58定安二十七年(2 / 2)
宗人府的墙头前,连茹习小心翼翼的往里张望,她非常害怕原主在这两年做出了什么她无法改变的事。
破败的木门吱呀乱响,萧炳明躺在满是灰尘的木板上。
连茹习轻扣木门,她喊着殿下。
萧炳明头也没抬,他将处于光下的身躯挪至阴影,随后用粗糙的右手拍了拍地板,灰尘在光下漂浮,连茹习走进。

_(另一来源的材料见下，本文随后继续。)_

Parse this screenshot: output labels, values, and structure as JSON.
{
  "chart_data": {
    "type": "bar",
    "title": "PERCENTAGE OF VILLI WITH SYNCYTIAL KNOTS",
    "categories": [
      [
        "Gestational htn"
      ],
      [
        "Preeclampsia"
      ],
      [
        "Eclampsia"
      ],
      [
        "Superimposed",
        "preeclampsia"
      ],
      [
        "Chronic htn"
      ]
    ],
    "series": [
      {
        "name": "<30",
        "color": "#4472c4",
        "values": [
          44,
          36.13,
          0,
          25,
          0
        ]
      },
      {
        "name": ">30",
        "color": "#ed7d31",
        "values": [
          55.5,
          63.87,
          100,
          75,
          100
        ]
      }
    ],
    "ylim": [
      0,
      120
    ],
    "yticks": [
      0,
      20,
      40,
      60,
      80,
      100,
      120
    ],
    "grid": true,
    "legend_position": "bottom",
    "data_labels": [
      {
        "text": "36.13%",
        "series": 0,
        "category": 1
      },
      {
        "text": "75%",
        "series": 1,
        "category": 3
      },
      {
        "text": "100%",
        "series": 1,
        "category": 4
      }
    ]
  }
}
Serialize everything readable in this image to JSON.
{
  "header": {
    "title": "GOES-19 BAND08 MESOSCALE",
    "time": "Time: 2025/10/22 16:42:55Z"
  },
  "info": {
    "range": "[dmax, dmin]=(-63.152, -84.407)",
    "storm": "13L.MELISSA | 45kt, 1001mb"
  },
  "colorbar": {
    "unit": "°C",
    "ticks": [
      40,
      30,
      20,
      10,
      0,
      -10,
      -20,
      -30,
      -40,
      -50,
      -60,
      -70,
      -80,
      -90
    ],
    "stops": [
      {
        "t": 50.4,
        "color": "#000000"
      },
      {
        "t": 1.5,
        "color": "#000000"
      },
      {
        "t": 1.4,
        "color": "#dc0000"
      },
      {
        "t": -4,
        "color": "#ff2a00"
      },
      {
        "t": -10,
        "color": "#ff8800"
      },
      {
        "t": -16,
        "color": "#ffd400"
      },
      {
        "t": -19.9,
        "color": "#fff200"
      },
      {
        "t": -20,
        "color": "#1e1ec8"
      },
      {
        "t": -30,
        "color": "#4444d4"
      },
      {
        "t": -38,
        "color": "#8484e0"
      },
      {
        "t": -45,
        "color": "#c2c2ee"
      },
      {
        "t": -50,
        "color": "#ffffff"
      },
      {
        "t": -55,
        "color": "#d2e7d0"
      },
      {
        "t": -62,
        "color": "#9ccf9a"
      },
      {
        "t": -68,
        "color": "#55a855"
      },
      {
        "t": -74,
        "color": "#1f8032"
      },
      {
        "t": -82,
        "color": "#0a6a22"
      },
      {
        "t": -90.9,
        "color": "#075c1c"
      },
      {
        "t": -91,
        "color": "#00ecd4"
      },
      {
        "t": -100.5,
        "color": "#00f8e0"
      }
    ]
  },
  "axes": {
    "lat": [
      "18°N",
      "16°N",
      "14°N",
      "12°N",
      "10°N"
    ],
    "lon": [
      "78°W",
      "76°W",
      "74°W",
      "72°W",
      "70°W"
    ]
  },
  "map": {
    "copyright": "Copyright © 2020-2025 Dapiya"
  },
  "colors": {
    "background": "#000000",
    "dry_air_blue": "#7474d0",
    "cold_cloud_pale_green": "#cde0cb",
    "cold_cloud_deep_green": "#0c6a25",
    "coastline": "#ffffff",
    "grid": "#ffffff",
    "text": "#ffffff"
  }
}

凌乱的发丝落在地上,破旧的衣裳下是一双带着伤痕的手,乌黑的脸上挂着一双失去光泽的眼睛。
“殿下,这些年,你还好吗?”连茹习轻声问。
她的印象还停留在萧炳明刚被关进宗人府时,那时的他不是这样的。
令连茹习诧异的不是萧炳明外貌上的变化,而是他的一双眼睛,他的眼睛好像在告诉她,他放弃了,他认罪。
沙哑的传出,萧炳明说,“连小姐,你好久没来了。”
连茹习将他扶起,“殿下,我现在来了。”
萧炳明似乎听不得那句殿下,他磕绊着跟她说让她别喊自己殿下。
萧炳明无措的理了理自己垂落的发丝,他问她外面是什么样子?他问当初中毒的人怎么样?他问他母妃,他问两年前的一切。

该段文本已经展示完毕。